There is no doubt that the pandemic and the extra time at home that resulted from it has been a tailwind for Netflix. She added 10.1 million subscribers in the quarter, her best result for a second quarter and well ahead of her own guide of 7.5 million. Revenue increased 24.9% to $ 6.15 billion, above estimates at $ 6.08 billion, and operating profit nearly doubled in the quarter to $ 1.36 billion as operating margin expanded to 22.1% with the profitability helped by a cut in production due to the pandemic. Free cash flow, an old bugaboo for the company, hit $ 899 million, up from a negative $ 594 million last year, although the company expects to return to negative free cash flow next year.

Earnings reported per share were $ 1.59, below the estimates of $ 1.81, but adjusting for $ 339 million in special expenses related to a deferred tax issue and a revaluation of its debt denominated in euros, EPS would have been approximately $ 2.31, well ahead of the consensus.

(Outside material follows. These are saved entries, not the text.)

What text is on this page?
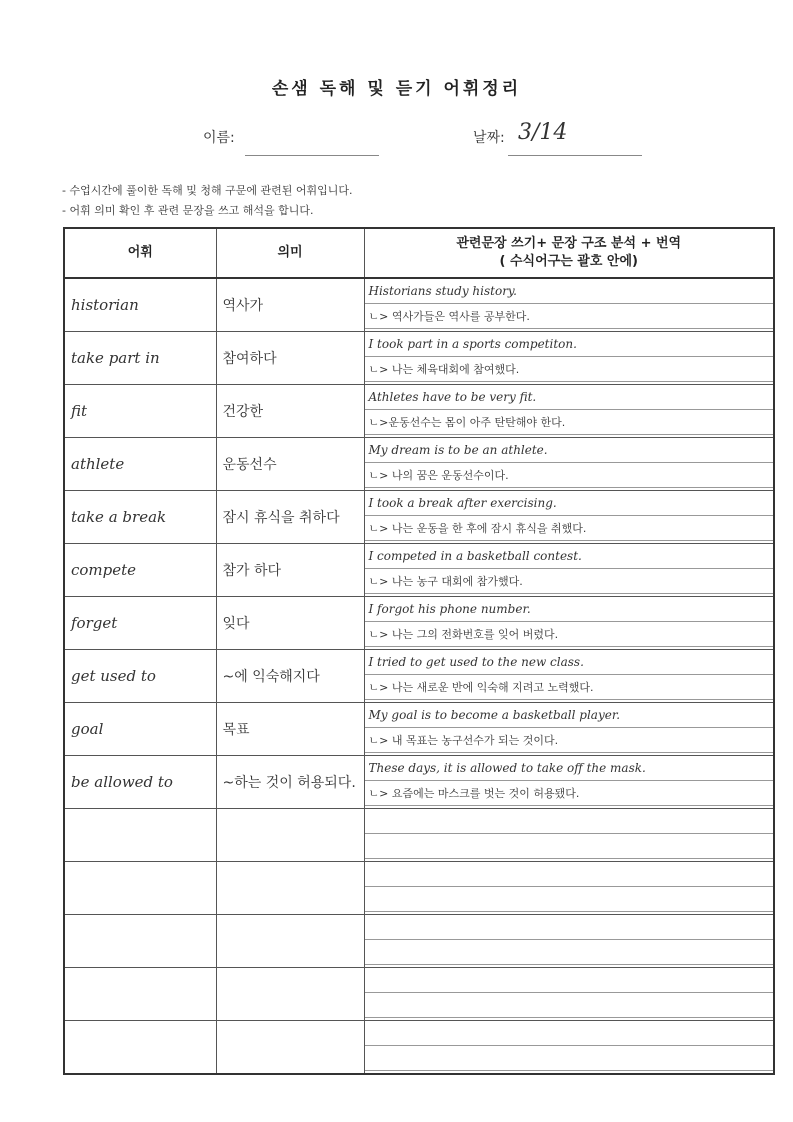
손샘 독해 및 듣기 어휘정리
이름:	날짜: 3/14
- 수업시간에 풀이한 독해 및 청해 구문에 관련된 어휘입니다.
- 어휘 의미 확인 후 관련 문장을 쓰고 해석을 합니다.
어휘	의미	관련문장 쓰기+ 문장 구조 분석 + 번역
( 수식어구는 괄호 안에)

historian	역사가	Historians study history.
ㄴ> 역사가들은 역사를 공부한다.

take part in	참여하다	I took part in a sports competiton.
ㄴ> 나는 체육대회에 참여했다.

fit	건강한	Athletes have to be very fit.
ㄴ>운동선수는 몸이 아주 탄탄해야 한다.

athlete	운동선수	My dream is to be an athlete.
ㄴ> 나의 꿈은 운동선수이다.

take a break	잠시 휴식을 취하다	I took a break after exercising.
ㄴ> 나는 운동을 한 후에 잠시 휴식을 취했다.

compete	참가 하다	I competed in a basketball contest.
ㄴ> 나는 농구 대회에 참가했다.

forget	잊다	I forgot his phone number.
ㄴ> 나는 그의 전화번호를 잊어 버렸다.

get used to	~에 익숙해지다	I tried to get used to the new class.
ㄴ> 나는 새로운 반에 익숙해 지려고 노력했다.

goal	목표	My goal is to become a basketball player.
ㄴ> 내 목표는 농구선수가 되는 것이다.

be allowed to	~하는 것이 허용되다.	These days, it is allowed to take off the mask.
ㄴ> 요즘에는 마스크를 벗는 것이 허용됐다.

The company also said that Chief Content Officer Ted Sarandos would join Reed Hastings as co-CEO.

Now what

What really seemed to push the stock down was a guide for the third quarter, which required subscriber additions of just 2.5 million, down from the 6.8 million it added in the third quarter of last year. In the letter to shareholders, management explained: “In the first and second quarter, we saw a significant advance in our underlying adoption that led to tremendous growth in the first half of this year (26 million net additions paid vs. year-over-year). 12 million). As a result, we expect lower growth for the second half of 2020 compared to the previous year. “

A chart in the letter showed that subscribers actually declined slightly in June, though that may be because the company kicked out several downed subscribers from the service for the sake of fairness, since it assumes they are no longer interested in paying for Netflix.

Although the third quarter guidance was disappointing, investors should not take it as a gospel. There is a lot of uncertainty about the COVID-19 pandemic, especially since a resurgence of cases in the US could lift subscriptions in its largest market. Management is likely to be conservative, given record performance in the first half of the year.